I regularly drive from one side of Lake Geneva to the other, taking the autoroute because I'm usually in a hurry to get where I'm going. And yet I frequently stop at a parking area near Montreux, the town of jazz festival fame, because the view is so spectacular and every photo I take there is different from the previous one.

It's the light. Sometimes it shines on the entire lake and it's almost impossible to look. At other times a little hole in a cloud allows through a kind of spotlight on one patch of lake while the rest remains dark. Some days it is overcast and pale shadows are visible only if you stare long enough, and then they have a magical aura. The same view, in theory, has 1,000 faces or more.
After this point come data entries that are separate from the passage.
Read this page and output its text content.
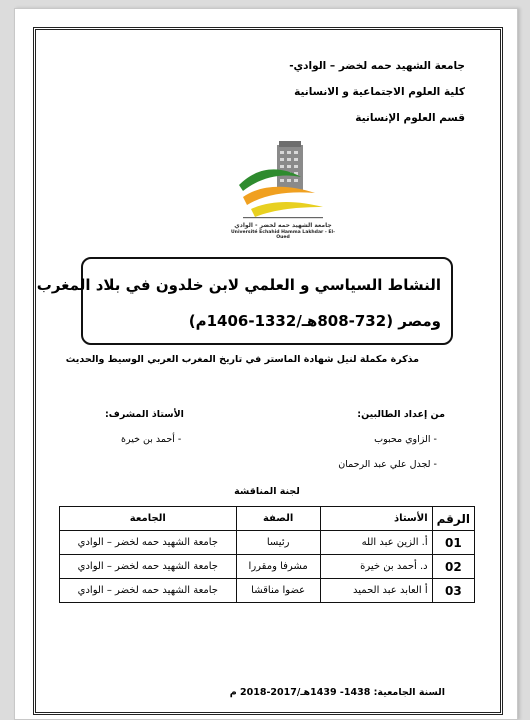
جامعة الشهيد حمه لخضر – الوادي-
كلية العلوم الاجتماعية و الانسانية
قسم العلوم الإنسانية
جامعة الشهيد حمه لخضر - الوادي
Université Echahid Hamma Lakhdar - El-Oued
النشاط السياسي و العلمي لابن خلدون في بلاد المغرب
ومصر (732-808هـ/1332-1406م)
مذكرة مكملة لنيل شهادة الماستر في تاريخ المغرب العربي الوسيط والحديث
من إعداد الطالبين:
- الزاوي محبوب
- لجدل علي عبد الرحمان
الأستاذ المشرف:
- أحمد بن خيرة
لجنة المناقشة
الرقم	الأستاذ	الصفة	الجامعة
01	أ. الزين عبد الله	رئيسا	جامعة الشهيد حمه لخضر – الوادي
02	د. أحمد بن خيرة	مشرفا ومقررا	جامعة الشهيد حمه لخضر – الوادي
03	أ العابد عبد الحميد	عضوا مناقشا	جامعة الشهيد حمه لخضر – الوادي
السنة الجامعية: 1438- 1439هـ/2017-2018 م
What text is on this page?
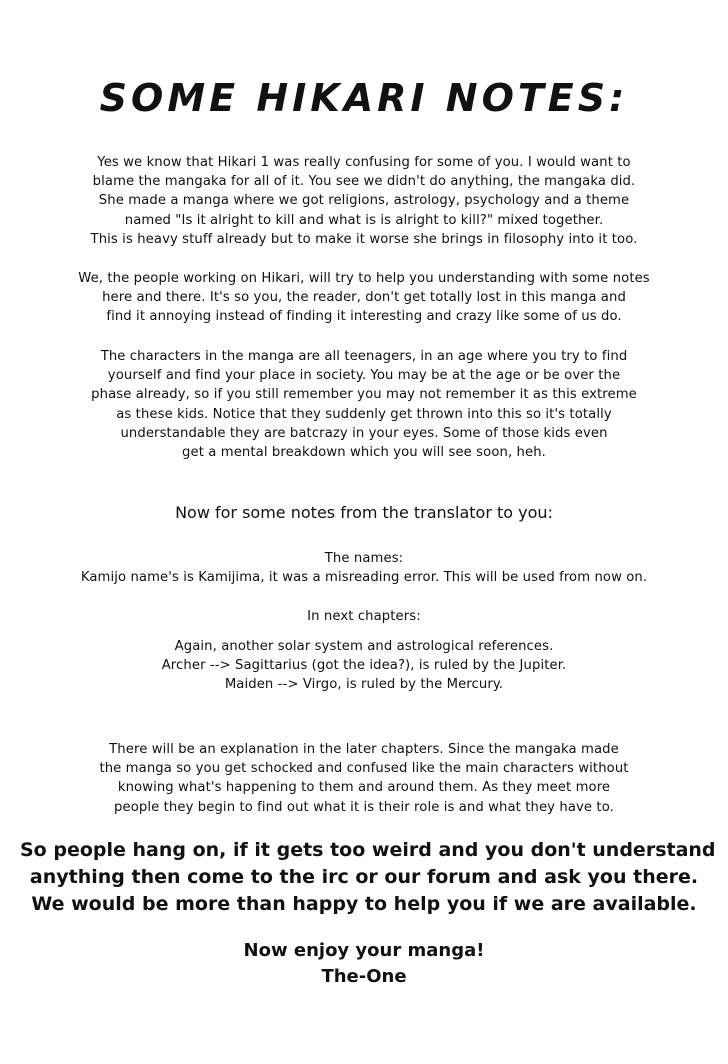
SOME HIKARI NOTES:
Yes we know that Hikari 1 was really confusing for some of you. I would want to
blame the mangaka for all of it. You see we didn't do anything, the mangaka did.
She made a manga where we got religions, astrology, psychology and a theme
named "Is it alright to kill and what is is alright to kill?" mixed together.
This is heavy stuff already but to make it worse she brings in filosophy into it too.
We, the people working on Hikari, will try to help you understanding with some notes
here and there. It's so you, the reader, don't get totally lost in this manga and
find it annoying instead of finding it interesting and crazy like some of us do.
The characters in the manga are all teenagers, in an age where you try to find
yourself and find your place in society. You may be at the age or be over the
phase already, so if you still remember you may not remember it as this extreme
as these kids. Notice that they suddenly get thrown into this so it's totally
understandable they are batcrazy in your eyes. Some of those kids even
get a mental breakdown which you will see soon, heh.
Now for some notes from the translator to you:
The names:
Kamijo name's is Kamijima, it was a misreading error. This will be used from now on.
In next chapters:
Again, another solar system and astrological references.
Archer --> Sagittarius (got the idea?), is ruled by the Jupiter.
Maiden --> Virgo, is ruled by the Mercury.
There will be an explanation in the later chapters. Since the mangaka made
the manga so you get schocked and confused like the main characters without
knowing what's happening to them and around them. As they meet more
people they begin to find out what it is their role is and what they have to.
So people hang on, if it gets too weird and you don't understand
anything then come to the irc or our forum and ask you there.
We would be more than happy to help you if we are available.
Now enjoy your manga!
The-One
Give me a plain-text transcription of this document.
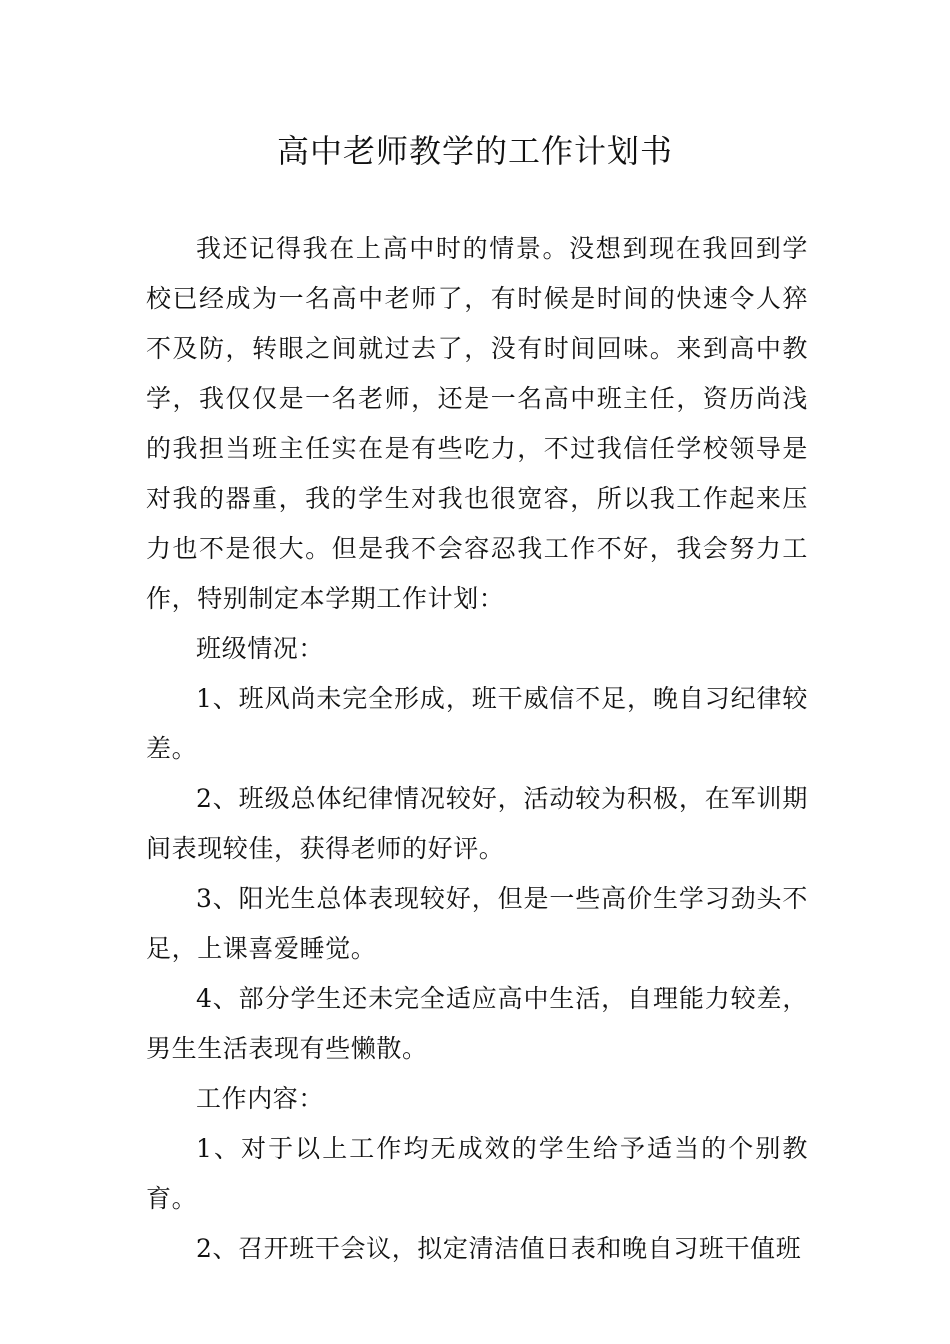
高中老师教学的工作计划书

我还记得我在上高中时的情景。没想到现在我回到学校已经成为一名高中老师了，有时候是时间的快速令人猝不及防，转眼之间就过去了，没有时间回味。来到高中教学，我仅仅是一名老师，还是一名高中班主任，资历尚浅的我担当班主任实在是有些吃力，不过我信任学校领导是对我的器重，我的学生对我也很宽容，所以我工作起来压力也不是很大。但是我不会容忍我工作不好，我会努力工作，特别制定本学期工作计划：

班级情况：

1、班风尚未完全形成，班干威信不足，晚自习纪律较差。

2、班级总体纪律情况较好，活动较为积极，在军训期间表现较佳，获得老师的好评。

3、阳光生总体表现较好，但是一些高价生学习劲头不足，上课喜爱睡觉。

4、部分学生还未完全适应高中生活，自理能力较差，男生生活表现有些懒散。

工作内容：

1、对于以上工作均无成效的学生给予适当的个别教育。

2、召开班干会议，拟定清洁值日表和晚自习班干值班
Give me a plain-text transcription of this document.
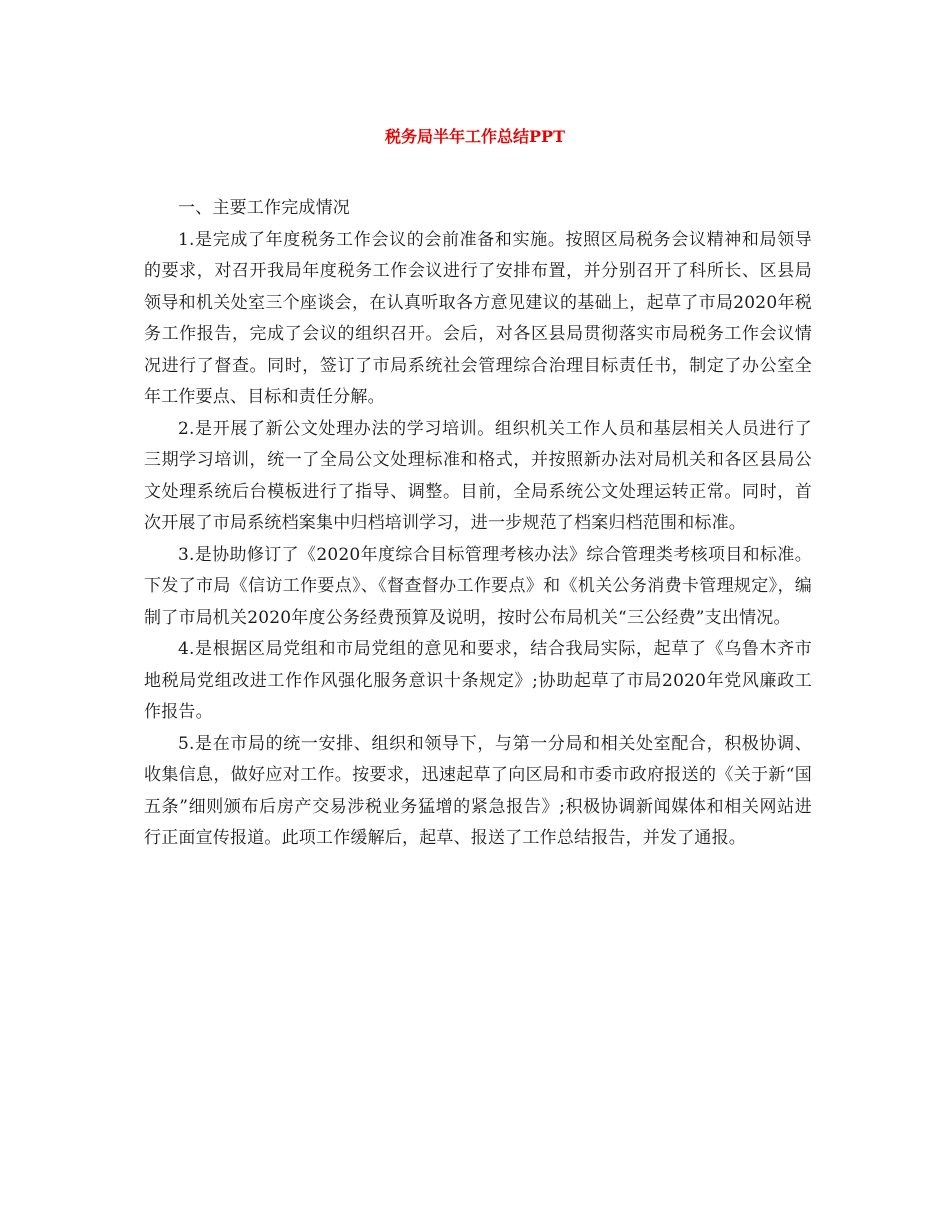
税务局半年工作总结PPT

一、主要工作完成情况

1.是完成了年度税务工作会议的会前准备和实施。按照区局税务会议精神和局领导的要求，对召开我局年度税务工作会议进行了安排布置，并分别召开了科所长、区县局领导和机关处室三个座谈会，在认真听取各方意见建议的基础上，起草了市局2020年税务工作报告，完成了会议的组织召开。会后，对各区县局贯彻落实市局税务工作会议情况进行了督查。同时，签订了市局系统社会管理综合治理目标责任书，制定了办公室全年工作要点、目标和责任分解。

2.是开展了新公文处理办法的学习培训。组织机关工作人员和基层相关人员进行了三期学习培训，统一了全局公文处理标准和格式，并按照新办法对局机关和各区县局公文处理系统后台模板进行了指导、调整。目前，全局系统公文处理运转正常。同时，首次开展了市局系统档案集中归档培训学习，进一步规范了档案归档范围和标准。

3.是协助修订了《2020年度综合目标管理考核办法》综合管理类考核项目和标准。下发了市局《信访工作要点》、《督查督办工作要点》和《机关公务消费卡管理规定》，编制了市局机关2020年度公务经费预算及说明，按时公布局机关“三公经费”支出情况。

4.是根据区局党组和市局党组的意见和要求，结合我局实际，起草了《乌鲁木齐市地税局党组改进工作作风强化服务意识十条规定》;协助起草了市局2020年党风廉政工作报告。

5.是在市局的统一安排、组织和领导下，与第一分局和相关处室配合，积极协调、收集信息，做好应对工作。按要求，迅速起草了向区局和市委市政府报送的《关于新“国五条”细则颁布后房产交易涉税业务猛增的紧急报告》;积极协调新闻媒体和相关网站进行正面宣传报道。此项工作缓解后，起草、报送了工作总结报告，并发了通报。
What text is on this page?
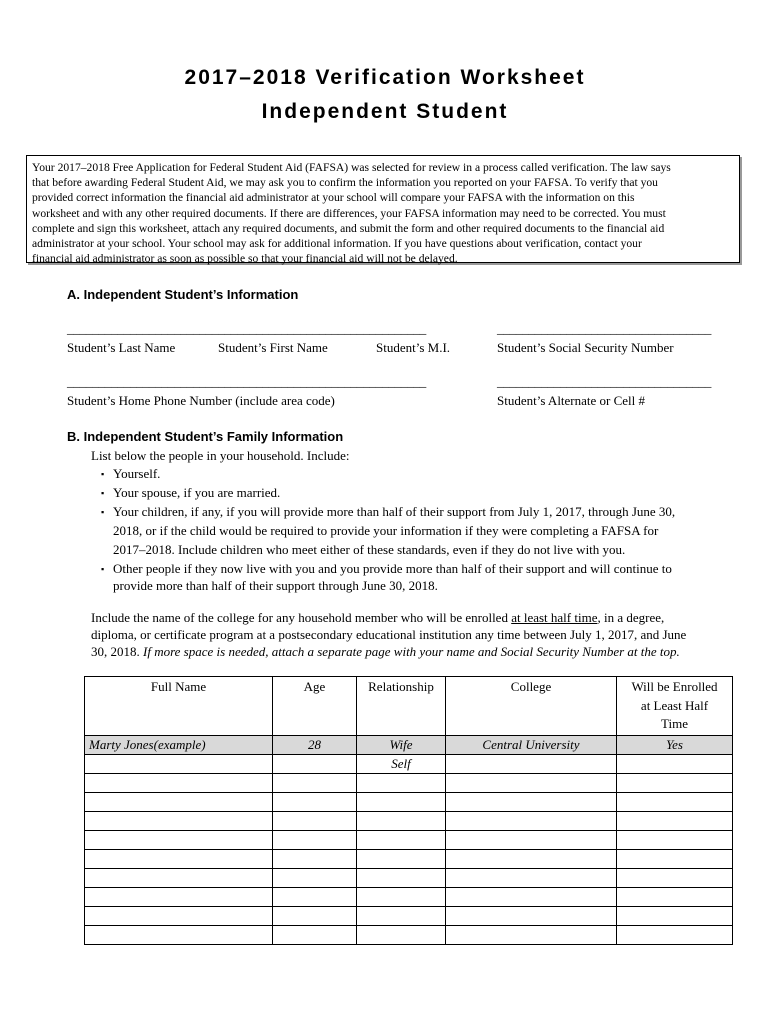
2017–2018 Verification Worksheet
Independent Student
Your 2017–2018 Free Application for Federal Student Aid (FAFSA) was selected for review in a process called verification. The law says
that before awarding Federal Student Aid, we may ask you to confirm the information you reported on your FAFSA. To verify that you
provided correct information the financial aid administrator at your school will compare your FAFSA with the information on this
worksheet and with any other required documents. If there are differences, your FAFSA information may need to be corrected. You must
complete and sign this worksheet, attach any required documents, and submit the form and other required documents to the financial aid
administrator at your school. Your school may ask for additional information. If you have questions about verification, contact your
financial aid administrator as soon as possible so that your financial aid will not be delayed.
A. Independent Student’s Information
_________________________________________________________	__________________________________
Student’s Last Name	Student’s First Name	Student’s M.I.	Student’s Social Security Number
_________________________________________________________	__________________________________
Student’s Home Phone Number (include area code)	Student’s Alternate or Cell #
B. Independent Student’s Family Information
List below the people in your household. Include:
▪ Yourself.
▪ Your spouse, if you are married.
▪ Your children, if any, if you will provide more than half of their support from July 1, 2017, through June 30,
2018, or if the child would be required to provide your information if they were completing a FAFSA for
2017–2018. Include children who meet either of these standards, even if they do not live with you.
▪ Other people if they now live with you and you provide more than half of their support and will continue to
provide more than half of their support through June 30, 2018.
Include the name of the college for any household member who will be enrolled at least half time, in a degree,
diploma, or certificate program at a postsecondary educational institution any time between July 1, 2017, and June
30, 2018. If more space is needed, attach a separate page with your name and Social Security Number at the top.
Full Name	Age	Relationship	College	Will be Enrolled
at Least Half
Time

Marty Jones(example)	28	Wife	Central University	Yes
		Self		
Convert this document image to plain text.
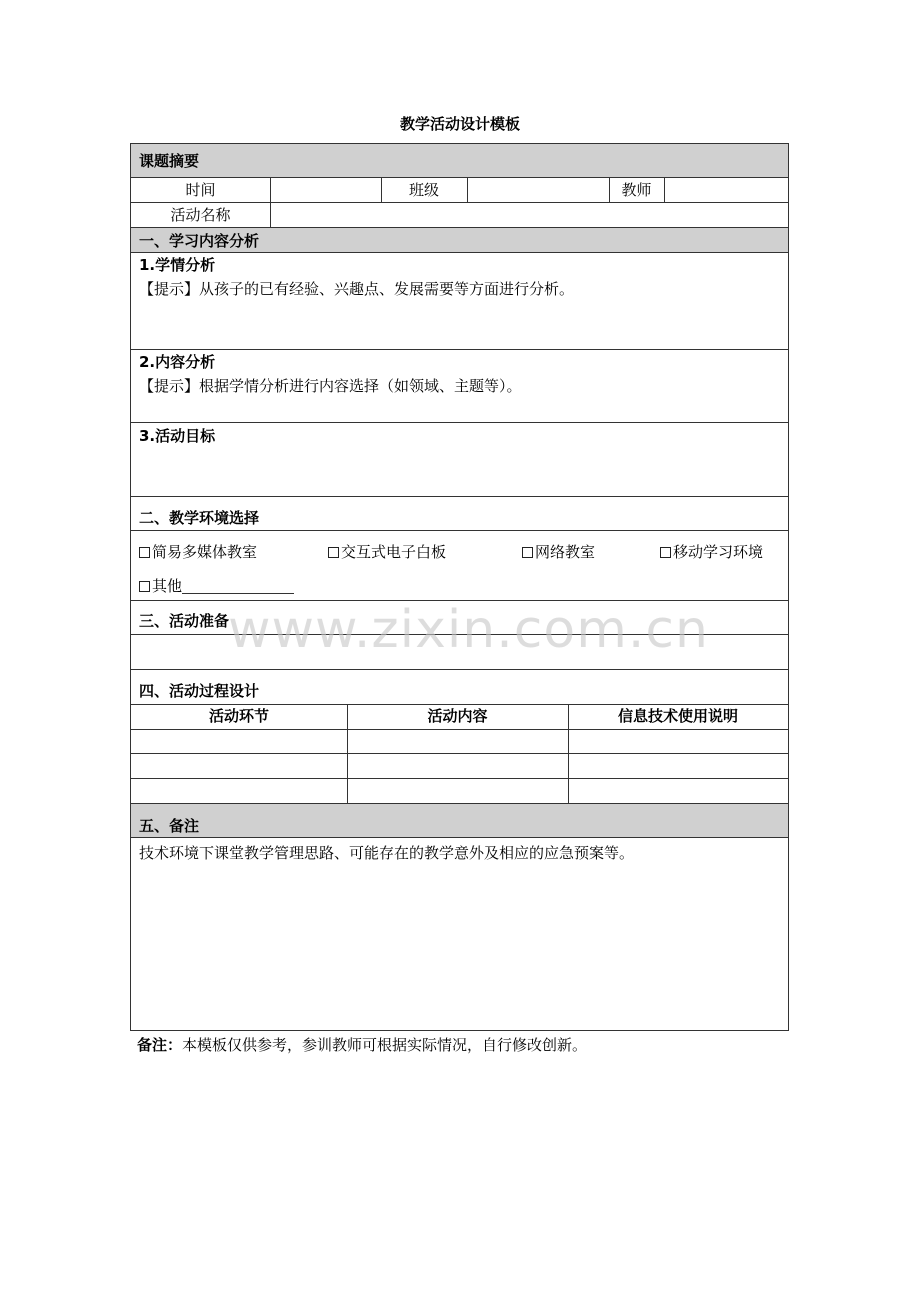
教学活动设计模板
课题摘要
时间	班级	教师
活动名称
一、学习内容分析
1.学情分析
【提示】从孩子的已有经验、兴趣点、发展需要等方面进行分析。
2.内容分析
【提示】根据学情分析进行内容选择（如领域、主题等）。
3.活动目标
二、教学环境选择
简易多媒体教室	交互式电子白板	网络教室	移动学习环境
其他
三、活动准备
四、活动过程设计
活动环节	活动内容	信息技术使用说明
五、备注
技术环境下课堂教学管理思路、可能存在的教学意外及相应的应急预案等。
www.zixin.com.cn
备注：本模板仅供参考，参训教师可根据实际情况，自行修改创新。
I never get tired of looking at it.

Shadows and reflections near Montreux

Yesterday I was in a hurry. Two other cars were in more of a hurry and the drivers were not foolish - they were completely stupid in their bobbing and weaving in rushhour traffic. I saw the results of two accidents that had happened minutes before. So when the autoroute parking place loomed I decided to pull over, despite uninteresting weather and clouds.

It was overcast. A Lausanne man was filming his young child who ran up and down a sidewalk. He never looked at the lake. A man from a car with German plates photographed a woman with the lake behind her. A van from Poland with several people had all its doors open and people hopped in and out, talking rapidly as they shook out blankets, checked bags of food and argued.

I took several shots of the lake, the mountains, the water. I remembered that I could improve the quality of the shot, so I reset my camera and wondered about my batteries and I took more photos. The sun tried to come out and never quite made it but I managed to capture on film something that usually escapes me: God's fingers. When I was a child I was told that the sun's rays were God's fingers reaching down to earth to warm it. I long ago shelved the tale as myth, but somewhere deep down I have continued to believe in those kind, warming fingers. Here they are.

When I finished I noticed that the Polish group had stopped arguing and they were staring at me, then staring at the lake, clearly puzzled about why I was taking so many pictures. After all, the sun was not shining, and tourism without bright sun doesn't give you postcard views.

I wish I could have said to them, "Look again!"